Q: You say the auto industry doesn’t have enough new incoming talent as the workforce starts to retire. What’s missing?
A: We don’t really have, for example, young people coming out of K-12 thinking about making things. Manufacturing has not been on the horizon for a lot of young kids. Technology is really a big deal as a part of manufacturing. You can do technology at a very high level but we don’t have the talent in the pipeline.
Q: Who, in particular, should the industry be targeting?
A: We’re extremely short of the people who have some of the analytical skills. We’re particularly short on getting young women (involved). One (strategy) is getting a message to young women. The other is getting a message to kids in urban environments.

General Motors Chief Engineer Anita Burke also weighed in on the need and importance of STEM Education in a recent interview with Fast Lane Magazine.

Vehicle Chief Engineer Anita Burke gave a peek inside her job at General Motors during a chat in back in March in collaboration with National Public Radio (NPR). She shared insight on her background, day-to-day experiences and more throughout the chat.

We caught up with Anita afterwards and asked her a few additional questions about her role at General Motors and how her STEM education contributed to her career path. What we learned is that for Anita, no two days are alike. See below for more.

FastLane: What does a typical day in your current role at GM look like?

Anita Burke: No day is the same and there is absolutely nothing “typical.” Often I start my day with a list of things to complete but more times than not, I have to adapt to a program need that requires my attention – from responding to, observing and gathering information about an emerging situation, to facilitating supplier and manufacturing discussions or strategizing for future product.
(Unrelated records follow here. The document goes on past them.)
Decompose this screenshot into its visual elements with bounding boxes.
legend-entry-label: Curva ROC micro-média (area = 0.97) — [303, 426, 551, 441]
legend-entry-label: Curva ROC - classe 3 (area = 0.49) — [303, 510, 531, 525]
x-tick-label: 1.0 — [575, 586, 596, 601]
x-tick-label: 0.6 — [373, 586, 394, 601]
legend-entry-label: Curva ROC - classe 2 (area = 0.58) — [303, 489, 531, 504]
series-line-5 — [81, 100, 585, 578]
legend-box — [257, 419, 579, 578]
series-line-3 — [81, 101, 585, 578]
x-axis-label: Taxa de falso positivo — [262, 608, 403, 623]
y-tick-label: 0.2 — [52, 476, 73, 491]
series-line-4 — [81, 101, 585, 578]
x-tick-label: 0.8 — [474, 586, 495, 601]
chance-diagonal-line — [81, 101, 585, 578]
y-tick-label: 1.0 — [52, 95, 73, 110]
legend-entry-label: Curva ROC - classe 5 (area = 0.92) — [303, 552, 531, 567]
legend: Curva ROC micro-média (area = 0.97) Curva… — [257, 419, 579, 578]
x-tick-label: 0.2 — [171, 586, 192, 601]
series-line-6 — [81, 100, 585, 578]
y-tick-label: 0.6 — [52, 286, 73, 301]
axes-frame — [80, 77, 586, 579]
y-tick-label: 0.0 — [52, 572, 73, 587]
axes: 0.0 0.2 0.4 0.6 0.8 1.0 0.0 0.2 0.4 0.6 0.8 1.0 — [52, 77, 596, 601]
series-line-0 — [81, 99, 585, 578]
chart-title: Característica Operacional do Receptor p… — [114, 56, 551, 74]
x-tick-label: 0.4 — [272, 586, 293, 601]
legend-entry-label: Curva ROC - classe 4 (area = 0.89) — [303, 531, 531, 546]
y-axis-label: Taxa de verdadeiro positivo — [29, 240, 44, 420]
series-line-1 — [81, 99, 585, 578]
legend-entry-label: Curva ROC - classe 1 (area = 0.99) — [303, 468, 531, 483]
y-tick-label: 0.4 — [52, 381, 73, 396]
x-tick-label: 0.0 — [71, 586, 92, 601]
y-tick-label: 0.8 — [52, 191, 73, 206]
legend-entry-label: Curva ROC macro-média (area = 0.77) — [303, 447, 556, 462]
The fact that two days are never the same provides a great deal of excitement as well as many opportunities to learn and grow. I love this about my job. There are some days that I spend sitting in a conference room in meetings – a necessary evil required to ensure we make informed decisions.

I’d say that the absolute best part of my job is spending time driving and evaluating our GM Trucks.

FL: Did you always know you wanted to be involved in engineering? If not, how did you get on this track?

AB: I did not always know I wanted to be in engineering. From a very early age, my parents stressed first and foremost the importance of education, followed by the encouragement to ensure I ultimately choose a career that I would love doing every single day. I was always a very inquisitive child and I developed a love of math during early years of school – but it was not visible to me what one could possible do with these passions. It took until my junior year of high school when an astute chemistry teacher opened my eyes to the potential of a future in engineering. At that very time, my older brother was graduating high school and entering into the world of engineering – that double “ah ha” moment sent me on the engineering trajectory.

FL: What’s one thing you think others would be surprised to learn a job in engineering entails?

AB: It is not boring! The potential and wide range of experiences are limitless. No matter how much you think you know, there is always something more to learn or more to do.

FL: What’s something you learned in school that you use in your job but never thought you would?

AB: Engineering fundamentals. Let’s face it… while studying in college, everyone at one point in time did the eye roll as we were taught about basic principles that often worked with assumptions of elements as “massless & frictionless.” How could these simple principles be applied in the real world? At the end of the day, the foundation of my everyday work is based on and grows from the basic engineering fundamentals – it all starts there.  It can include dynamics such as how our trucks ride, handle and perform, the noise and vibration, geometric designs to gain strength while being space and mass efficient, to assembly and manufacturability of parts.

FL: What advice do you have for young women who are interested in careers in engineering?

AB: Be strong, be confident, and be heard!  Be aware what is going on around you. There are learning moments every day… seek them out. No question should go unasked. Do what you love, love what you do.